Dolaysıyla; ekonomik darboğazın etkisi satışlar azaldığı için stok birikmesi ve vadeli satışlar artığı için alacak artışıyla kendini gösterir.
Bu saatten sonra, hedef tahsilattır.
Herkes alacaklıdır ve parasını istemektedir.
İcra başvurularında ve konkordato taleplerinde işte bu nedenle patlama yaşanır.
Öyle ki, rasyonalite bırakılır; hızlı şekilde nakit elde etmek için satış fiyatı bırakın başabaşı, zarar içerir.

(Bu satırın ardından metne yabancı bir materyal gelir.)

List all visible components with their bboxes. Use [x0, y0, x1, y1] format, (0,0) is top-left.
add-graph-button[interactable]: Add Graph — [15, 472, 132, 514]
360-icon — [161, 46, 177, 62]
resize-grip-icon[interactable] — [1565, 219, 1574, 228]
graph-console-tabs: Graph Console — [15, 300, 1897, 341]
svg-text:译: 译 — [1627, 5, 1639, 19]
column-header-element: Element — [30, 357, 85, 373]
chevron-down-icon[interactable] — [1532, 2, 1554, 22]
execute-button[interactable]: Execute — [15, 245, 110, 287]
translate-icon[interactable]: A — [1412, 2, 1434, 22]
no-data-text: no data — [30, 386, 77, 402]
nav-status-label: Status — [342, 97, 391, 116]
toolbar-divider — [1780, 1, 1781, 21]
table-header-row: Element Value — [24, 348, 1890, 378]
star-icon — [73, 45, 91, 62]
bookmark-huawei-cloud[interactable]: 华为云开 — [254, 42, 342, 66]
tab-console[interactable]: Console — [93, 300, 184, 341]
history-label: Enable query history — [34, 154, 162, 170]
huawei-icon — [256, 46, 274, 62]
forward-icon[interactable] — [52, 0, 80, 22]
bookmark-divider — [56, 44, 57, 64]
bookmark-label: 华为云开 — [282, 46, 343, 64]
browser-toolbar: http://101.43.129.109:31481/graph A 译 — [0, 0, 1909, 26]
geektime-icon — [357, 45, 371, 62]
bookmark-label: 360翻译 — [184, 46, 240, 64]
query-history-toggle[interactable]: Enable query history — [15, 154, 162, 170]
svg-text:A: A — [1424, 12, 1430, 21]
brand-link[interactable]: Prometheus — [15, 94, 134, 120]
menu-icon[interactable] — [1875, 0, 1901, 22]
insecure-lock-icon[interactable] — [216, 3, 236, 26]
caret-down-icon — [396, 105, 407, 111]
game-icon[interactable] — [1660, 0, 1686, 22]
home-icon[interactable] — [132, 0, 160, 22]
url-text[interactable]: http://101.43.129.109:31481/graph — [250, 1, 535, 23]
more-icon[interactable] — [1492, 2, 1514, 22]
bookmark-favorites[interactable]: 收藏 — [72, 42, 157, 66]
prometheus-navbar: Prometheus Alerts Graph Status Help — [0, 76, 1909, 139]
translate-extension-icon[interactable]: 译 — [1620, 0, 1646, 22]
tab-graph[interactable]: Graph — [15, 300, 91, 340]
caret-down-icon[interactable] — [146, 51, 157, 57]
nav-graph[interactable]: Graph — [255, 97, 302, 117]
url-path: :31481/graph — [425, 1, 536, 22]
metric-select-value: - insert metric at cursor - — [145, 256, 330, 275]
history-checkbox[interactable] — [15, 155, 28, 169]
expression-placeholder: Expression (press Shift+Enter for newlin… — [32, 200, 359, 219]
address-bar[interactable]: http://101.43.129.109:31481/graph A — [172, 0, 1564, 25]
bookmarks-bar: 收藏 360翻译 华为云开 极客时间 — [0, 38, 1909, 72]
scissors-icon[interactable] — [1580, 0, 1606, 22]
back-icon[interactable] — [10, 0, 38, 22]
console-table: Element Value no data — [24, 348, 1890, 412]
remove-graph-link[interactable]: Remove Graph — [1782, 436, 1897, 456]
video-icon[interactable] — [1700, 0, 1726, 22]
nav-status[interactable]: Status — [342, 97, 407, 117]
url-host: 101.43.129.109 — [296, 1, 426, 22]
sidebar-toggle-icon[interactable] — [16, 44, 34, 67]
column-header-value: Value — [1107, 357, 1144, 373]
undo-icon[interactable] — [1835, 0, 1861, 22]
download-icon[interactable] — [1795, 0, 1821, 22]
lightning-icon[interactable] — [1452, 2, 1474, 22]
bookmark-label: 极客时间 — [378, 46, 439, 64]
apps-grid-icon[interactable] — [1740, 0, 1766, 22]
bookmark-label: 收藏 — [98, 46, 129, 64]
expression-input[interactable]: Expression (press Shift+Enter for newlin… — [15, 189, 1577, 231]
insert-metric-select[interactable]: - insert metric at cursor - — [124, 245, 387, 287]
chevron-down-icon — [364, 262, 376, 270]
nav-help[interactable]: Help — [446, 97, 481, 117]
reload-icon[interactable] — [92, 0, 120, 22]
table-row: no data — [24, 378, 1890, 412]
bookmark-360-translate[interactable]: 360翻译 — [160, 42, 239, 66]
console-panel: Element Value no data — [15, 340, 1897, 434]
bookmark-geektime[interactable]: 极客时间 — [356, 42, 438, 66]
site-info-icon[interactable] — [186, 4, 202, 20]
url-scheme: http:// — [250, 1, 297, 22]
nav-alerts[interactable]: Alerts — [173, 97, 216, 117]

Bu olgu deflasyon, yani fiyatlarda nominal düşüşü destekler.
Tekrar edersek; finansallarda raporlanan hasılat ve kar olabilir lakin ortada nakit girişi yoksa bunlar resesyon dönemlerinde hiçbir anlam ifade etmez.
Diğer bir deyişle, kasada başlayıp kasada sona ermesi gereken döngü ekonomi küçüldüğünden artık zar zor kapanır.
Peki işletmeler bu duruma ne kadar dayanabilir?
Sabit giderlerini karşılayabildikleri sürece dayanırlar.
Sabit gider nedir?
Faaliyet hacmiyle ilişkisi olmayan giderlerdir.
Yani hiç üretim yapılmasa dahi, yani hiç faaliyet olmasa dahi yapılması zorunlu harcamalardır.
Amortisman, kira gideri, sabit ücretle çalışan yönetici ve idari personel maaşları vb. sabit giderlere örnek teşkil eder.
İşletme ne zamanki elde ettiği nakit akışıyla sabit giderleri karşılayamaz ise; işte o gün batar.
Sabit gider nasıl artar?
Duran varlıklar, yani nominal kapasite artarsa.
Yani ne kadar büyük tesis varsa, faaliyet riski o kadar fazladır.
Literatürde buna faaliyet kaldıracı denir.
Fabrika ne denli büyükse, makinalar ne denli fazlaysa sabit giderler o kadar yüksek olacaktır.
İşte gene bu nedenle,
Ekonomik küçülme dönemlerinde yüksek düzeyde maddi duran bulunduran işletmeler için nakit döngüsü kritik bir hal alır; çünkü riskleri büyüktür.
Son kelam da şudur;
Resesyon dönemlerinde birileri, bir işletme için yüksek kar elde ediyor ve devasa tesisleri var diyerek güzelleme yapıyorsa; bunlarınki finansal okuryazarlık cahilliğinden başka bir şey değildir.
MEGAP’ta gördük. Siz siz olun aman dikkatli olun.